Trump is close to being right about this. Close.  It certainly feels that way a lot of the time.  But he's not right.  There are many qualified people, people with the talent, experience, and motivation to advance some of Trump's stated policy goals, who have not been working as lobbyists for corporations, or, as is the case with people like Myron Ebell, who is handling environmental policy for the Trump transition, working at non-profit groups that are largely fronts for the interests of corporations that fund them.

Take one example: Lori Wallach, who has been director of Public Citizen's Global Trade Watch since 1995.  Wallach, a hard-nosed Harvard Law graduate, has been fighting for more than two decades against the very trade agreements -- NAFTA, WTO, TPP -- that Trump has attacked as harmful to U.S. workers and our economy. Public Citizen has never taken corporate donations. While Wallach and Trump would differ as to exactly why these trade deals are bad, and how trade could be improved, there is common ground, and Wallach's scrappy style, and her willingness to take on politicians from both parties, might appeal to our new president.

Disclosure: I have served on Public Citizen's board of directors for more than a decade.  More disclosure: Neither Lori Wallach nor anyone else at Public Citizen knows I'm writing this, and she, and the other people I mention below, probably want no part of a Trump administration.  I don't blame them, given that Trump is wholly unfit to be president, and that his very first announced appointment was of Stephen Bannon, operator of the racist extreme right-wing website Breitbart.

But someone has to run our government, and the Trump people seem a little overwhelmed (according to the Wall Street Journal, following Trump's visit last week to the White House, "Trump aides were described ... as unaware that the entire presidential staff working in the West Wing had to be replaced at the end of Mr. Obama's term"), and though most sensible folk are going to work instead on the outside to resist bad actions by the new administration, there's an argument that some responsible people should take jobs if offered.

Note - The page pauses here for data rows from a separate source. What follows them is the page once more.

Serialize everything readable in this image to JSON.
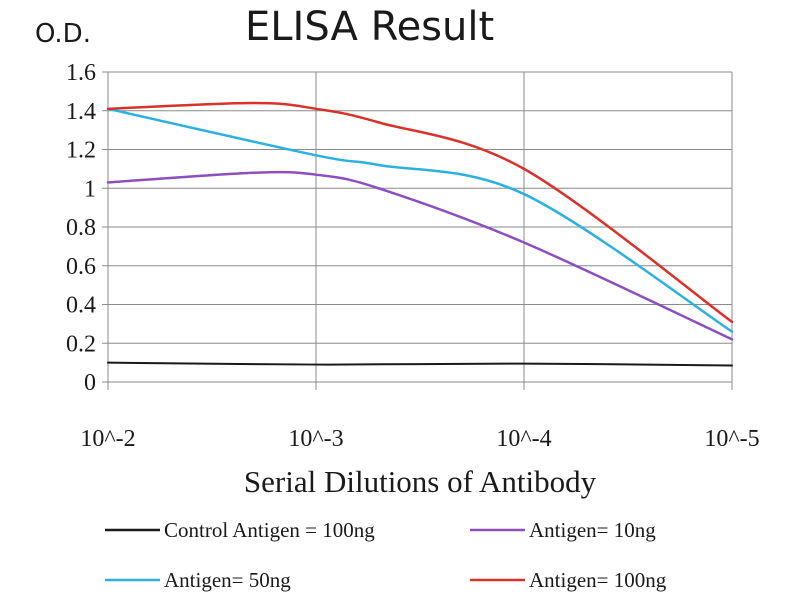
{
  "chart_data": {
    "type": "line",
    "title": "ELISA Result",
    "ylabel": "O.D.",
    "xlabel": "Serial Dilutions of Antibody",
    "categories": [
      "10^-2",
      "10^-3",
      "10^-4",
      "10^-5"
    ],
    "x": [
      0.01,
      0.001,
      0.0001,
      1e-05
    ],
    "x_scale": "log",
    "ylim": [
      0,
      1.6
    ],
    "yticks": [
      "0",
      "0.2",
      "0.4",
      "0.6",
      "0.8",
      "1",
      "1.2",
      "1.4",
      "1.6"
    ],
    "grid": true,
    "legend_position": "bottom",
    "series": [
      {
        "name": "Control Antigen = 100ng",
        "color": "#1a1a1a",
        "points": [
          [
            0.01,
            0.1
          ],
          [
            0.001,
            0.09
          ],
          [
            0.0001,
            0.095
          ],
          [
            1e-05,
            0.085
          ]
        ]
      },
      {
        "name": "Antigen= 10ng",
        "color": "#8c4fbf",
        "points": [
          [
            0.01,
            1.03
          ],
          [
            0.002,
            1.08
          ],
          [
            0.001,
            1.07
          ],
          [
            0.0005,
            1.0
          ],
          [
            0.0001,
            0.72
          ],
          [
            1e-05,
            0.22
          ]
        ]
      },
      {
        "name": "Antigen= 50ng",
        "color": "#2bb0e0",
        "points": [
          [
            0.01,
            1.41
          ],
          [
            0.001,
            1.17
          ],
          [
            0.0005,
            1.12
          ],
          [
            0.0001,
            0.97
          ],
          [
            1e-05,
            0.26
          ]
        ]
      },
      {
        "name": "Antigen= 100ng",
        "color": "#d9322a",
        "points": [
          [
            0.01,
            1.41
          ],
          [
            0.002,
            1.44
          ],
          [
            0.001,
            1.41
          ],
          [
            0.0005,
            1.34
          ],
          [
            0.0001,
            1.1
          ],
          [
            1e-05,
            0.31
          ]
        ]
      }
    ]
  }
}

Other examples of the kind of non-lobbyists Trump could consider: Sheryl Sandberg, a former Treasury Department official who is chief operating officer of Facebook, which after all is where many Trump supporters get their (real and fake) news. Trump says he wants to bring back American jobs; under Sandberg, Facebook has created thousands of good U.S. jobs. Or Rohit Chopra, who served five years in the Obama Administration and was a member of the Hillary Clinton transition team; he's a fierce advocate for helping students get quality career education so they can get jobs in fields like health care, information technology, equipment repair, and manufacturing.

There are many others -- ex-CEOs of manufacturing companies, doctors, teachers.  Reducing the influence of special interest lobbyists on Washington policy was the one Trump pledge I could get behind. He didn't need to break it in his first week.